Experts say Ottawa’s role in housing sector has grown (Richard Raycraft · CBC News)

  • end single family exclusionary zoning, incentivize and fast-track new developments to start gently densifying into missing middle townhouses and multiplexes

    Why do we even need to do this? The population didn’t magically triple in the last 5 years. We should not have run out of housing this fast, so where did it all go?

    • Because its a limitation of personal property rights and freedom. Why can’t I as a property owner turn my single family home into a ground level cafe/bakery with 4 units above if I have the capital? It’s a government overstep that limits our supply, artificially increasing demand and cost, and gets in the way of entrepreneurship. Having relative freedom over property usage was only something recently taken away in the last 80 or so years due to racist white flight to the suburbs.
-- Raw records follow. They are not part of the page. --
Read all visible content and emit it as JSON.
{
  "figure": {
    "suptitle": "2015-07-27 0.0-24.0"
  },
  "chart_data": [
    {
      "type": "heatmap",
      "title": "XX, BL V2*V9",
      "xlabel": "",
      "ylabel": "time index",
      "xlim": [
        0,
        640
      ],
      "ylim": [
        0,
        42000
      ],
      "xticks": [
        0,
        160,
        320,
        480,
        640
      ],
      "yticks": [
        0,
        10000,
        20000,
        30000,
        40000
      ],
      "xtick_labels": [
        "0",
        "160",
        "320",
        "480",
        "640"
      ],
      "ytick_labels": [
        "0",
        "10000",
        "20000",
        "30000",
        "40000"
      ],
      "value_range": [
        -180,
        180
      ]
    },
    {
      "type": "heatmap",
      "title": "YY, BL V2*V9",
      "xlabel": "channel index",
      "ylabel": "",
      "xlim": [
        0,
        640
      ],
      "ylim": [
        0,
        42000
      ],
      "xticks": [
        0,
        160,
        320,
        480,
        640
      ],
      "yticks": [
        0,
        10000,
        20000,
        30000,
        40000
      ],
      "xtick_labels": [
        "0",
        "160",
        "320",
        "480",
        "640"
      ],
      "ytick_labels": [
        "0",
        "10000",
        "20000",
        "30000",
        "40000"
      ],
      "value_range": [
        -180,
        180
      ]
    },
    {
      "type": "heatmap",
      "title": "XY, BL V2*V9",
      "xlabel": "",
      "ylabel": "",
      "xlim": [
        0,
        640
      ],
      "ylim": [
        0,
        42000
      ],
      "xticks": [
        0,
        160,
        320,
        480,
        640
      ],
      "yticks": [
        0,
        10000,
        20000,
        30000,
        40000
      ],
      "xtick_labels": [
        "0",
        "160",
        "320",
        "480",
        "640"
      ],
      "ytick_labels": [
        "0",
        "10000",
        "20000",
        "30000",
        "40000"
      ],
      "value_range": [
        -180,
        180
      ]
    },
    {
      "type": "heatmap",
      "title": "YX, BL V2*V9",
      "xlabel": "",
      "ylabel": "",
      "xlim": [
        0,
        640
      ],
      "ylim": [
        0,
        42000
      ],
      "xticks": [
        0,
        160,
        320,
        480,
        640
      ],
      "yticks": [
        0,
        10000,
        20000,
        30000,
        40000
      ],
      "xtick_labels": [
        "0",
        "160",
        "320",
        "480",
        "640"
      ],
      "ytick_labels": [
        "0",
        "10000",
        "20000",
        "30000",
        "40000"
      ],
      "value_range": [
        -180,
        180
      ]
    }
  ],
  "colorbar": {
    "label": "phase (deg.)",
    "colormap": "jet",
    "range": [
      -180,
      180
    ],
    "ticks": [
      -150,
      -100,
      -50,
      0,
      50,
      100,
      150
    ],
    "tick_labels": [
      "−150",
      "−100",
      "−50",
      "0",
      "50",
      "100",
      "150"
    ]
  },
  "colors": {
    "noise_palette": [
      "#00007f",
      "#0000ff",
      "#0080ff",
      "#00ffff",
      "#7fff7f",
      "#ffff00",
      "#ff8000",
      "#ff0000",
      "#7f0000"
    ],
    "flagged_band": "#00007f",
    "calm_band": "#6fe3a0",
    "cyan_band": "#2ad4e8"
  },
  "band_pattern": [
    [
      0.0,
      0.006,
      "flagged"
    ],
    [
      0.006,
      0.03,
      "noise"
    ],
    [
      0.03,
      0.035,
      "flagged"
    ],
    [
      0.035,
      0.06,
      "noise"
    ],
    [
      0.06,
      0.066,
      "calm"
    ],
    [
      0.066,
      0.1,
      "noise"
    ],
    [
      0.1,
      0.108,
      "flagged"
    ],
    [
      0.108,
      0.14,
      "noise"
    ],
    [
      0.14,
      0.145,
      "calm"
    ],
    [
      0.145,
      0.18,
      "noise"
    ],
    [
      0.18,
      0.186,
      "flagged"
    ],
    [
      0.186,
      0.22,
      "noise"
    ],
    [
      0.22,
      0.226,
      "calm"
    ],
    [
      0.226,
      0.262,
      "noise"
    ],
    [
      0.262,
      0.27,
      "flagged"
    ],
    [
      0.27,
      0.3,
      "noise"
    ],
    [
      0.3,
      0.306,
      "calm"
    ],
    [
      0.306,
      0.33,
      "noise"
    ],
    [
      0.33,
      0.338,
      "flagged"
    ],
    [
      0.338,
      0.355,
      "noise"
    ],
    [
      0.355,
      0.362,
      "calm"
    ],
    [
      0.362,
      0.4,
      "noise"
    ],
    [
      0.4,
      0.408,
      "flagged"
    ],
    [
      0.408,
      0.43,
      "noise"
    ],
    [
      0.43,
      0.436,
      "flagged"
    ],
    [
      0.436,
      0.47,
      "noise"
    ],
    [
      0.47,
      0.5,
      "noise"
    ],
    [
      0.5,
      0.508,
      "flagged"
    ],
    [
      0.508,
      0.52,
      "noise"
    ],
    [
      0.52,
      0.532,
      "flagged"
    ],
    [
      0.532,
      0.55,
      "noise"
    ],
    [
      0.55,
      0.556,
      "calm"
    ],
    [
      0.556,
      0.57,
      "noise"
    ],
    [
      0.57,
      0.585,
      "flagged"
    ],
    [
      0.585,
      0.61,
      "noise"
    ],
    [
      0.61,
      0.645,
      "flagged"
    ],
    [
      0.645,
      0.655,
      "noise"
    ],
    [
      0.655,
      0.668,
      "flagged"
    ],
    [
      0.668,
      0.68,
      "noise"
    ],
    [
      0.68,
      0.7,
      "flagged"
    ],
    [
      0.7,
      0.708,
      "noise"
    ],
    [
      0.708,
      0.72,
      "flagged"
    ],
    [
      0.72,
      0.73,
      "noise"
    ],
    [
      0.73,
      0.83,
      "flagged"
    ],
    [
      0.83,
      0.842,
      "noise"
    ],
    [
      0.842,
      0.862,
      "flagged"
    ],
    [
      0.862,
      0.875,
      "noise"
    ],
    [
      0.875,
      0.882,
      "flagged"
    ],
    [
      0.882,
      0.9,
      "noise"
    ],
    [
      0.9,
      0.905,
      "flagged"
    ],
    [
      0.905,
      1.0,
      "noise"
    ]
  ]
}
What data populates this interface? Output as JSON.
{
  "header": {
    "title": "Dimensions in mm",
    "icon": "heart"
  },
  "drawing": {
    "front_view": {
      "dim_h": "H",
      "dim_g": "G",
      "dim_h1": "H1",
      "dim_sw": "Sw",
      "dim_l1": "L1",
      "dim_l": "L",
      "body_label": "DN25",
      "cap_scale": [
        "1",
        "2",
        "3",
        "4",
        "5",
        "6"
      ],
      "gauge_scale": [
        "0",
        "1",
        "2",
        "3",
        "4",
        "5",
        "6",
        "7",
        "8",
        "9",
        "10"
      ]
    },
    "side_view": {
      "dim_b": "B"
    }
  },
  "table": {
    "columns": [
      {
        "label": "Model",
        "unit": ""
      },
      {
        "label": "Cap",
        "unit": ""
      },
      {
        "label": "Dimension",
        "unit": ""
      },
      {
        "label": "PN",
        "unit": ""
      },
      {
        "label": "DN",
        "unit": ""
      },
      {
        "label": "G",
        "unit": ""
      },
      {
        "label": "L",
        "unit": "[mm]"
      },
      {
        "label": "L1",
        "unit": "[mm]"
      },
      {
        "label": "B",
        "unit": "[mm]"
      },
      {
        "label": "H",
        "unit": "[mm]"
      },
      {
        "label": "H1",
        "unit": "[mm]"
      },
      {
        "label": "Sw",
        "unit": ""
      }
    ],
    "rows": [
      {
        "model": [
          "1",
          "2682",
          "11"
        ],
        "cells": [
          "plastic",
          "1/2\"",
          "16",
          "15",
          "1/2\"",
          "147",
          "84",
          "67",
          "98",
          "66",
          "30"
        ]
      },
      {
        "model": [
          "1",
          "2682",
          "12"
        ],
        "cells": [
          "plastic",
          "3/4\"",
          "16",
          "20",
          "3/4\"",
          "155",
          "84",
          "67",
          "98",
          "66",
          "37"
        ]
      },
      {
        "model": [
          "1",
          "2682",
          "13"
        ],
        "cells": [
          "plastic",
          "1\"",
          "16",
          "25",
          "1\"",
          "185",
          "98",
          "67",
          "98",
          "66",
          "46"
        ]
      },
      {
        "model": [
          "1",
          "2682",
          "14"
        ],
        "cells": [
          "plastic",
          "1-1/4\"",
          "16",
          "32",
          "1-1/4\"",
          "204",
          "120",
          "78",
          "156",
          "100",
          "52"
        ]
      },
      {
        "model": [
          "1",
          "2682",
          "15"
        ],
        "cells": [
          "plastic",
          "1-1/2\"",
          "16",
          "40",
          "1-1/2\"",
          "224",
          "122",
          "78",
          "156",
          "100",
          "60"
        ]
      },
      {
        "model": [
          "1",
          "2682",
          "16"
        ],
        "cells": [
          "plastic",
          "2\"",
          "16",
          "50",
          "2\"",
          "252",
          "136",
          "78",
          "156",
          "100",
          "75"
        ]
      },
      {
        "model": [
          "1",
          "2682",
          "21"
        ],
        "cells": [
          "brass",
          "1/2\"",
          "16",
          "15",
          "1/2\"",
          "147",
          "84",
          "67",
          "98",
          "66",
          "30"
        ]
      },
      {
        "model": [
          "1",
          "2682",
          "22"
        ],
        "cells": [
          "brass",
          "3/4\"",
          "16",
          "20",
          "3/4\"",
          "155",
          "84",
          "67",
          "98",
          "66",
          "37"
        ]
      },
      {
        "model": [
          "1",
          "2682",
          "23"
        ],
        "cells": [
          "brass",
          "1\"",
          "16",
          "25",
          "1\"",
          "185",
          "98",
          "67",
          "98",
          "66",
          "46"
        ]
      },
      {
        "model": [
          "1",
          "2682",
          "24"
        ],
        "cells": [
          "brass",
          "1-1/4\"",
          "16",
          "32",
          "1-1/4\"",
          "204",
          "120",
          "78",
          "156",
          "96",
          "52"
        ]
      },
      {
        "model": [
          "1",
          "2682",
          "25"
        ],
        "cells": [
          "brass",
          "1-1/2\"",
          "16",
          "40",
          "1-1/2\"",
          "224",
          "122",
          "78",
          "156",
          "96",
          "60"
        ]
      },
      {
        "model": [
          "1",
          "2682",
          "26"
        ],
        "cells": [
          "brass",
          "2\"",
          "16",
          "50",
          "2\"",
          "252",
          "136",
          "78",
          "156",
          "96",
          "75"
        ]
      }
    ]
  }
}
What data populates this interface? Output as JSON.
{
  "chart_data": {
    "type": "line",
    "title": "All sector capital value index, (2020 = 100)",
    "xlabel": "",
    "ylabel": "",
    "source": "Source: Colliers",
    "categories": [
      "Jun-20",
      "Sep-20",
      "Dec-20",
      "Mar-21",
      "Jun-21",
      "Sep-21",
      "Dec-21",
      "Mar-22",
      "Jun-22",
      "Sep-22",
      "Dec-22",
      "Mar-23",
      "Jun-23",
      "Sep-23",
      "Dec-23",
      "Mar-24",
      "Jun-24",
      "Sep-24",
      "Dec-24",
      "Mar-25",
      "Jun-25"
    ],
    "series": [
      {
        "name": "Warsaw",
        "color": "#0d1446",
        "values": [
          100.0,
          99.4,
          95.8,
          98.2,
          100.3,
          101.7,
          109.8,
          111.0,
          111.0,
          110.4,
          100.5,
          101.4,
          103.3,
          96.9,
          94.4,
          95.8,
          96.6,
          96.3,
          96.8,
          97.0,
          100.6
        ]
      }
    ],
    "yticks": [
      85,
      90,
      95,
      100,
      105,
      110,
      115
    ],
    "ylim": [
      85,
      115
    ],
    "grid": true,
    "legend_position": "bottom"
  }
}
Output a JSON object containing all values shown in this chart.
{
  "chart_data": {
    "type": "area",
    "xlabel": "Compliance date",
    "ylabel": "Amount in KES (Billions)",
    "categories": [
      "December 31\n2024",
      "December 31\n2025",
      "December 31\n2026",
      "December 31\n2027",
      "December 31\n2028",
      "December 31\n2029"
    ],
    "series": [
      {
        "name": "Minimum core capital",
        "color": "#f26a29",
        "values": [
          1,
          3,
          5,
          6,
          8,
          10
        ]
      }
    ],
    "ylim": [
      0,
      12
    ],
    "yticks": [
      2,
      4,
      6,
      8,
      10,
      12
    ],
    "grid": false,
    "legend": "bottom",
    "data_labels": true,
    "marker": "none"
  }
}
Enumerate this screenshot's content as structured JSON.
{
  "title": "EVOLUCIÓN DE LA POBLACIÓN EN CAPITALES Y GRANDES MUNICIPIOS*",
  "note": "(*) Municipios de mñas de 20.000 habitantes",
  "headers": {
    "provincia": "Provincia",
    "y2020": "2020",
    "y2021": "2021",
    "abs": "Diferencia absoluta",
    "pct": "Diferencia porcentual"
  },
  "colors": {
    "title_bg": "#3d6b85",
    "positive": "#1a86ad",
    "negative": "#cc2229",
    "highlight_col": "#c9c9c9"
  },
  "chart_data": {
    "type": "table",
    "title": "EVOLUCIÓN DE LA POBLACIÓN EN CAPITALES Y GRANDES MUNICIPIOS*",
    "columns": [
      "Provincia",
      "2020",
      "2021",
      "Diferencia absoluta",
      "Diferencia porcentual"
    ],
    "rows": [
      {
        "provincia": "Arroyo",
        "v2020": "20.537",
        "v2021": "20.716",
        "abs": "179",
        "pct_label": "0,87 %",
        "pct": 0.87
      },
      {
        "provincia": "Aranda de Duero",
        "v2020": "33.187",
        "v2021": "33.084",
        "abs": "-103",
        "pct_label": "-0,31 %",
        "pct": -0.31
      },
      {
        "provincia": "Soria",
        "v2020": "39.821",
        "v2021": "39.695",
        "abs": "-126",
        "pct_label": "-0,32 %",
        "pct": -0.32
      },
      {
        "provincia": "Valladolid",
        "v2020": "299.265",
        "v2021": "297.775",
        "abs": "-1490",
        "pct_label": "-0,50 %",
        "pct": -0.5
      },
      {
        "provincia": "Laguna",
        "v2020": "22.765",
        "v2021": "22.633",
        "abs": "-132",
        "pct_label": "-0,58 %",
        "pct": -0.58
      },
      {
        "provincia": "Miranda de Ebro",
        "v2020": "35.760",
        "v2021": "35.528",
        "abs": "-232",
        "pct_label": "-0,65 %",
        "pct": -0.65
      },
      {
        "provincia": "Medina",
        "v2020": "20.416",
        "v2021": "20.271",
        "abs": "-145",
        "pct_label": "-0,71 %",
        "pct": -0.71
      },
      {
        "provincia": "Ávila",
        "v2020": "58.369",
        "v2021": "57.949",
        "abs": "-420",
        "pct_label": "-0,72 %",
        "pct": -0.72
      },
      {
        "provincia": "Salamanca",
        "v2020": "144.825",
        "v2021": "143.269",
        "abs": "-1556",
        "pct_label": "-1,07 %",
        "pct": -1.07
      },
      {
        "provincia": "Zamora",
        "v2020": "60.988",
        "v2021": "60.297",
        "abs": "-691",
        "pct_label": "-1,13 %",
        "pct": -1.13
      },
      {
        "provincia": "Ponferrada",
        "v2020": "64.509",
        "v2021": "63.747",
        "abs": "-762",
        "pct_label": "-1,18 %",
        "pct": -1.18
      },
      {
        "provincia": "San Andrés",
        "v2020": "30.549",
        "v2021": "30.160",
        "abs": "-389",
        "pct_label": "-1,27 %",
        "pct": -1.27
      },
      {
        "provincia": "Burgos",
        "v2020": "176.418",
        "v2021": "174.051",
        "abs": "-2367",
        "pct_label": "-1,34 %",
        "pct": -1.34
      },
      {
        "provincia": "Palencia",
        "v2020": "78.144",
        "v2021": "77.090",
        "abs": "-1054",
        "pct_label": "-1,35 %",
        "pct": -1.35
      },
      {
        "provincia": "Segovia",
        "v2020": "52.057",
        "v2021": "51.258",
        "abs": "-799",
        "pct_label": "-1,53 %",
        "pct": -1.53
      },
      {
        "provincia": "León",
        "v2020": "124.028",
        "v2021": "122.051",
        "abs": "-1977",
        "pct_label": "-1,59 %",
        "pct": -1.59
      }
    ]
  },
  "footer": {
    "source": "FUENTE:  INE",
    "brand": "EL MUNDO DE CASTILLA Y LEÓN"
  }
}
      While populations hasn’t tripled in the last 5 or so years, we are experiencing growth pains that investors and speculators are taking advantage of limited supply, and relying on the fact we will have limited supply for some time to come as long as the zoning stays as the status quo.

      • Cramming people into tiny apartments is not a solution to this problem. Clawing back all the property that’s been gobbled up by “investors” over the last few years, and then selling it at a reasonable price to people who will actually live in it, is a solution to this problem.

        And spare me your complaints about “entrepreneurship” and “government overstep”. There’s nothing innovative about house hoarding and rent seeking.

        Every working family should have the ability to own a house with a yard for the kids to play in, as my family did when I was young. That’s the minimum acceptable standard of living for a developed nation. Not being packed like sardines into tiny apartments. This is not the Soviet Union.